De todo o mundo. O site do Johns Hopkins disponibiliza informação relativa às estatísticas, ao número de pessoas infetadas, ao tipo de doença, ao tipo de sintomatologia, ao tempo. Há outros locais que têm o genoma de todos os vírus e que já foram sequenciados. Estes são dados bastante importantes. E depois a comunidade científica que está, efetivamente, a conversar e a disponibilizar os dados para que toda a gente os consiga perceber e entender, saber com o que se está a lidar para encontrar respostas.
Há uma mobilização global da ciência e da virologia para se chegar a descobertas…
Sim, uma mobilização total. E não é só da virologia, da epidemiologia e da genética das populações também. Há uma mobilização da ciência a nível global. A epidemiologia, por exemplo, é extremamente importante. Faz o rastreio e tenta encontrar os trajetos que o vírus seguiu. Acaba por ser bastante importante para se conseguir estabelecer, não só o número que uma pessoa é capaz de infetar, como também tenta perceber o próprio dinamismo da transmissão.
Para onde nos leva o que foi já descoberto?

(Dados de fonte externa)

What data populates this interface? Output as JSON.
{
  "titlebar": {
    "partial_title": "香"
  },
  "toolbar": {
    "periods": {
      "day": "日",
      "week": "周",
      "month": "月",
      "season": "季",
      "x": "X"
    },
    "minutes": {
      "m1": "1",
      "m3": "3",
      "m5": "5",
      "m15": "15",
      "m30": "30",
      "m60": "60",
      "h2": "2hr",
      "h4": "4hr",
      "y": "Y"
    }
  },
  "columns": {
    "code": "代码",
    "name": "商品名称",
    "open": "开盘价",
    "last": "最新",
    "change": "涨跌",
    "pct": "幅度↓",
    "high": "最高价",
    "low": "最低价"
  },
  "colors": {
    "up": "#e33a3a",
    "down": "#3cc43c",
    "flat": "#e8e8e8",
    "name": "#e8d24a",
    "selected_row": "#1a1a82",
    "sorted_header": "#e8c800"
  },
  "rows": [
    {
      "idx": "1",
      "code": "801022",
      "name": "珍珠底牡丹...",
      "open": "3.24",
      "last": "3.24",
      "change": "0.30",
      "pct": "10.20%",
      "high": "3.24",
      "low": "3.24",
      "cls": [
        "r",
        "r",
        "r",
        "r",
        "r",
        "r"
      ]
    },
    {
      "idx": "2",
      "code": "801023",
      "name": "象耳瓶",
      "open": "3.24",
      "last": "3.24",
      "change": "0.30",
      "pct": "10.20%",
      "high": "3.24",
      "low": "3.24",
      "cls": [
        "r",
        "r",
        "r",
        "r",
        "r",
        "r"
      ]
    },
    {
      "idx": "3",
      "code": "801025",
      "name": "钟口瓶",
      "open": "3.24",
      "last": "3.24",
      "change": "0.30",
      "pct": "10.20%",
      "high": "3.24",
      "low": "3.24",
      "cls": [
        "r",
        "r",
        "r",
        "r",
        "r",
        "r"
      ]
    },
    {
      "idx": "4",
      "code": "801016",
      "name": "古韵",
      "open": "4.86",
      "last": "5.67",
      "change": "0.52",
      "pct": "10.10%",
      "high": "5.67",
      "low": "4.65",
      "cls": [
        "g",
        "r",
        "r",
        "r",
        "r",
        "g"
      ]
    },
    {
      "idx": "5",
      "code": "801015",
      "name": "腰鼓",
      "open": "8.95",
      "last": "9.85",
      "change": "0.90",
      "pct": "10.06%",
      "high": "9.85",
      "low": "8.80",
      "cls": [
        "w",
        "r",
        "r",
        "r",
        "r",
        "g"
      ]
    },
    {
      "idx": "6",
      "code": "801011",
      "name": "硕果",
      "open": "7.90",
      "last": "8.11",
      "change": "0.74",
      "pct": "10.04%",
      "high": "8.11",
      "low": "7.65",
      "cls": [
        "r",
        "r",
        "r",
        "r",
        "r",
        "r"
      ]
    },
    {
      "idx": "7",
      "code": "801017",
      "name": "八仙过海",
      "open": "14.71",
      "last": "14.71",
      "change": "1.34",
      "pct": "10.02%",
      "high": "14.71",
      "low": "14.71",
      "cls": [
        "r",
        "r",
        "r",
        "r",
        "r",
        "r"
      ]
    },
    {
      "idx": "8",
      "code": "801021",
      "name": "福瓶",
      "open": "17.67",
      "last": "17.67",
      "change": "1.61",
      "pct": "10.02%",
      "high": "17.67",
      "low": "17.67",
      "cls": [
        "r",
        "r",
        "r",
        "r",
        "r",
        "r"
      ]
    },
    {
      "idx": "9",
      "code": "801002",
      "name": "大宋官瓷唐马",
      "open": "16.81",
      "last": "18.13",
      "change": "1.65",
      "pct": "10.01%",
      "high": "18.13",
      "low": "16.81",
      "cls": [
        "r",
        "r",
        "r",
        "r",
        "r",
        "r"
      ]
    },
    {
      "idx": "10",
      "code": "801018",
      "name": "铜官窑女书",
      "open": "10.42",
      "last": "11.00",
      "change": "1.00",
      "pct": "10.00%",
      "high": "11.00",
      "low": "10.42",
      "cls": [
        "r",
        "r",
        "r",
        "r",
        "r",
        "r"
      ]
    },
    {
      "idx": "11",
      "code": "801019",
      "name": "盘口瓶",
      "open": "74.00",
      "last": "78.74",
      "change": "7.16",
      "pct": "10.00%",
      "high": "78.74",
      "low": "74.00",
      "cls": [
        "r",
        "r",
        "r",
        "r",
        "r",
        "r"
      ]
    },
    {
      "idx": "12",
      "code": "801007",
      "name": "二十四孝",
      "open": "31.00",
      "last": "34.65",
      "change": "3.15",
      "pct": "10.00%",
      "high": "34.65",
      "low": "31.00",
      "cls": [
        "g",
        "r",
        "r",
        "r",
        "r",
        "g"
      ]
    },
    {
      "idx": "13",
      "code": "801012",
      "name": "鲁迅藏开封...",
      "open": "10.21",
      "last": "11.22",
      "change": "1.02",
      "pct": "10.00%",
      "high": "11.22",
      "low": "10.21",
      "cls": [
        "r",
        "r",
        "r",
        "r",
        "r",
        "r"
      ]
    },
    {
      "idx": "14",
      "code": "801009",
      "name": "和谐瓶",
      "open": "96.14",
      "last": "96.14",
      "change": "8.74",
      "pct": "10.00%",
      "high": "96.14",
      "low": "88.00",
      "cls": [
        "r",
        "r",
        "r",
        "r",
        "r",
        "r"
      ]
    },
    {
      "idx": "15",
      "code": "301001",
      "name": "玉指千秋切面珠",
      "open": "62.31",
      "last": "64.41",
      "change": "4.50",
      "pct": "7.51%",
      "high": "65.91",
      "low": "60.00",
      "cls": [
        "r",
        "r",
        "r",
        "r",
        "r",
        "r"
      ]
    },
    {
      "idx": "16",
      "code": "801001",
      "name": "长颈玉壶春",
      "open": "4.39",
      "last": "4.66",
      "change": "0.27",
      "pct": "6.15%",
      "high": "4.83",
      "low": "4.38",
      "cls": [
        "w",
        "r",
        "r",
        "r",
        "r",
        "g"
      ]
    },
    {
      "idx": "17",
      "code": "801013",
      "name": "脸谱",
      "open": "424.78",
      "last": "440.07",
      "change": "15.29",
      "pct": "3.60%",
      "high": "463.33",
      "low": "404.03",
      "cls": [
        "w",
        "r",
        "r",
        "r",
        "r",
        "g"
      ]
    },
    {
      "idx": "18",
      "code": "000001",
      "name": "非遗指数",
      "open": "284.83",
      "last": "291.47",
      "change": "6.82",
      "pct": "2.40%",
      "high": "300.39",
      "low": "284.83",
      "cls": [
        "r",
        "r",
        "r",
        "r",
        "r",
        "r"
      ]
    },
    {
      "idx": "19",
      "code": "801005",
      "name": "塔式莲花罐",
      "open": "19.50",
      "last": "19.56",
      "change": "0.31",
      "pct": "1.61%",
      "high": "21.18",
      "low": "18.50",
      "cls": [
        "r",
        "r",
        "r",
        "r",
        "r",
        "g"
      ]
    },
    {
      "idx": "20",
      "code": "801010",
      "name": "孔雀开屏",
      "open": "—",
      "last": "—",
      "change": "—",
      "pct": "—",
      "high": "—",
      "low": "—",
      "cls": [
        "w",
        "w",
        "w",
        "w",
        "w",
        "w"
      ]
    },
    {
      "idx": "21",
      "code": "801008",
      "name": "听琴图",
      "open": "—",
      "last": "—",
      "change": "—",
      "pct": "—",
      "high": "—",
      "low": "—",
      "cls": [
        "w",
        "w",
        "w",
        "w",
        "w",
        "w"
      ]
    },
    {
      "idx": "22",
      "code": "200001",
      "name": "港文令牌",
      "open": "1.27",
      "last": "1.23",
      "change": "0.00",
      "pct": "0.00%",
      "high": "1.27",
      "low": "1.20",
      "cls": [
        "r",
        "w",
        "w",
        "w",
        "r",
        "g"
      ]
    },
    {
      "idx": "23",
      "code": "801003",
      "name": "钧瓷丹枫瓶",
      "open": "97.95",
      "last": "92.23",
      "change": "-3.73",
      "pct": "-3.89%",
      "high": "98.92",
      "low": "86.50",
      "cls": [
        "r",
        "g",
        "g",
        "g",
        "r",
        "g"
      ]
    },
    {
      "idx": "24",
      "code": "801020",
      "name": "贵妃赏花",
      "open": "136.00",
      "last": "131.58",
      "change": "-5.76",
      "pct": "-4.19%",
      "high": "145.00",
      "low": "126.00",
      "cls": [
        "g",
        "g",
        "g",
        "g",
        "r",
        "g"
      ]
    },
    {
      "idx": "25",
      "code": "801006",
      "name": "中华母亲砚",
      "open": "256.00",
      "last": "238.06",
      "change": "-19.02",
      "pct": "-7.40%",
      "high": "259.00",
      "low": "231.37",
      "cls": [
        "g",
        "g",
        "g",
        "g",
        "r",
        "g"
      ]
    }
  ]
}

Foi decretada uma pandemia, portanto, leva-nos para ter cuidados adicionais. Leva-nos a que as pessoas tenham consciência de que o mais importante agora é tentar parar a transmissão. Leva-nos a pensar que não são só as instituições ligadas à saúde que têm de cuidar, que os virologistas e todos os cientistas têm de continuar a tentar encontrar soluções para este vírus, mas que as pessoas, cada pessoa, têm um papel muito importante na contenção do vírus. Têm de compreender que isto é absolutamente essencial.
É possível estabelecer timings na ciência? Para quando uma vacina?
Acredito no que vejo e no que me dizem. O CDC estimou que uma vacina poderia demorar até um ano a ano e meio. O que é um tempo bastante longo. Há vários antivirais que estão a ser testados, que provaram ser eficientes na SARS-1. Se vão ser eficientes aqui também ainda não sabemos. Mas acredito que à medida que as coisas vão sendo testadas vamos conseguindo perceber quais são as melhores soluções para conseguir limitar e diminuir a própria transmissão do vírus.